Thursday, April 18, 2024

Is Civil Discourse Still Possible?

Earlier this month, the BBC’s Andrew Neil interviewed Ben Shapiro to discuss Shapiro’s new book, “The Right Side of History: How Reason and Moral Purpose Made the West Great.” The interview began with a series of questions about Trump, Breitbart, abortion and other hot button issues. However, as the interview goes on, the predominant question emerges about whether or not Shapiro is partly responsible for coarsening public discourse over the years. Although Neil was abrasive in his exposition of Shapiro, the question is one worth discussing in depth.

Early in the interview, Shapiro got hung up on Neil’s harsh characterization of the Georgia abortion law as “barbaric” and a movement back to the “dark ages.” However, instead of exclusively defending the assertion that the pro-life movement is civilized and humane, Shapiro attacked Neil as a “leftist.” For the remainder of the interview Shapiro kept coming back to the leftist mischaracterization of the Georgia abortion law as Neil plowed forward in exposing certain inflammatory statements Shapiro had made over the years.  

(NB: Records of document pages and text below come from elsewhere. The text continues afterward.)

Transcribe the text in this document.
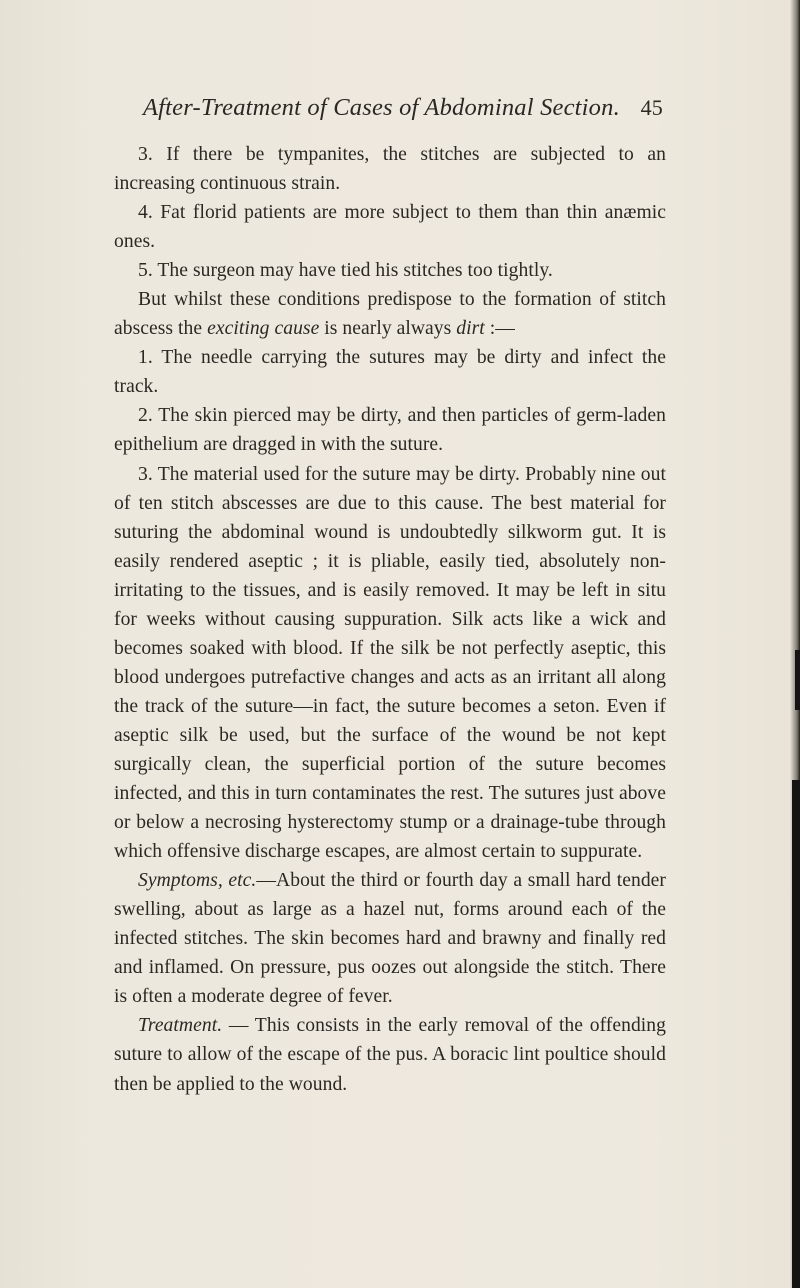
After-Treatment of Cases of Abdominal Section. 45

3. If there be tympanites, the stitches are subjected to an increasing continuous strain.

4. Fat florid patients are more subject to them than thin anæmic ones.

5. The surgeon may have tied his stitches too tightly.

But whilst these conditions predispose to the formation of stitch abscess the exciting cause is nearly always dirt :—

1. The needle carrying the sutures may be dirty and infect the track.

2. The skin pierced may be dirty, and then particles of germ-laden epithelium are dragged in with the suture.

3. The material used for the suture may be dirty. Probably nine out of ten stitch abscesses are due to this cause. The best material for suturing the abdominal wound is undoubtedly silkworm gut. It is easily rendered aseptic ; it is pliable, easily tied, absolutely non-irritating to the tissues, and is easily removed. It may be left in situ for weeks without causing suppuration. Silk acts like a wick and becomes soaked with blood. If the silk be not perfectly aseptic, this blood undergoes putrefactive changes and acts as an irritant all along the track of the suture—in fact, the suture becomes a seton. Even if aseptic silk be used, but the surface of the wound be not kept surgically clean, the superficial portion of the suture becomes infected, and this in turn contaminates the rest. The sutures just above or below a necrosing hysterectomy stump or a drainage-tube through which offensive discharge escapes, are almost certain to suppurate.

Symptoms, etc.—About the third or fourth day a small hard tender swelling, about as large as a hazel nut, forms around each of the infected stitches. The skin becomes hard and brawny and finally red and inflamed. On pressure, pus oozes out alongside the stitch. There is often a moderate degree of fever.

Treatment. — This consists in the early removal of the offending suture to allow of the escape of the pus. A boracic lint poultice should then be applied to the wound.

After about 15 minutes of intense dialogue, Shapiro abruptly halted the interview claiming, “I am not inclined to continue an interview with a person as badly motivated as you as an interviewer, so I think we’re done here!” He got up and walked away. Later, Shapiro came to recognize and admit the mistakes he made in the interview and made a public apology to Neil claiming he had “mistaken his antagonism for leftism.” Shapiro admitted that he had not done his homework and ended up with egg on his face by finding himself in the position normally reserved for his interlocutors.

Neil was, at the very least, provocative throughout the interview. However, one might suspect intellectual dishonesty if we were not so accustomed to the degraded status quo of the public discourse. Mattha Busby at The Guardian sheds some light on Neil’s intentions in interviewing in such a manner. The BBC interviewer explains, “I tend to take the opposite position from those I interview. It’s a useful way to test their positions. It tells you nothing of my own views. What do American interviewers do?” The American interviewer may do that too, but it is hardly an ethical journalistic standard for authentic news reporters.

Civil discourse is the golden mean between the extreme speech codes of political correctness and the opposite extreme of coarse personal and ideological attacks. Civil debate subordinates the emotions to the right use of reason, and reason is subordinated to ethics guided by the Natural Law. The coarsening of civil debate begins when the Natural Law is denied and subjectivism inverts the order of ethics, reason, and the emotions, making how one feels more important than objective truth and moral rectitude.

This great country was built on a robust but civil public discourse. The majority of the Founding Fathers were educated in the classical method and were able deduce talking points from principles of truth gleaned by the great authors expounding on the Great Western Tradition. Modern schools are a far cry from what they once were and have now trained our populace in such self-referential ideologies that authentic dialogue is all but impossible.

If speaking truth without charity is coarse, then speaking untruths is worse still because it is intellectually and morally dishonest. If political correctness is considered “charitable” (read: niceness) without truth, it is worthless in public discourse. Shapiro’s method of speaking blunt truths without the requisite charity may indeed coarsen public discourse. However, the blame for the drastic descent of the public discourse to its current depths lies at the feet of our public schools and the media outlets that flow from them.

As a public school teacher, I am keenly aware of how the nationalized educational agenda leads to relativism, subjectivism and ideological indoctrination. Indeed, to disagree with the monolithic ideological stances of the public school is a kind of career suicide. The current state of the mainstream media is merely a rotten fruit of our deformed educational system. As the training in the public schools go, so go the media outlets they have formed.

Shapiro’s thesis that “reason and moral purpose made this country great” is most certainly true. One aspect of reasonable moral purpose is robust civil discourse. Unfortunately, however, the golden mean of civil discourse is no longer within our grasp. It seems that either the truth is spoken without charity, or “charity” is propagated by ideological fiat in the name of class warfare and identity politics. Either way, the Neil-Shapiro interview can help us to see both extremes of the difficulties we face in recovering the golden mean of civil public discourse.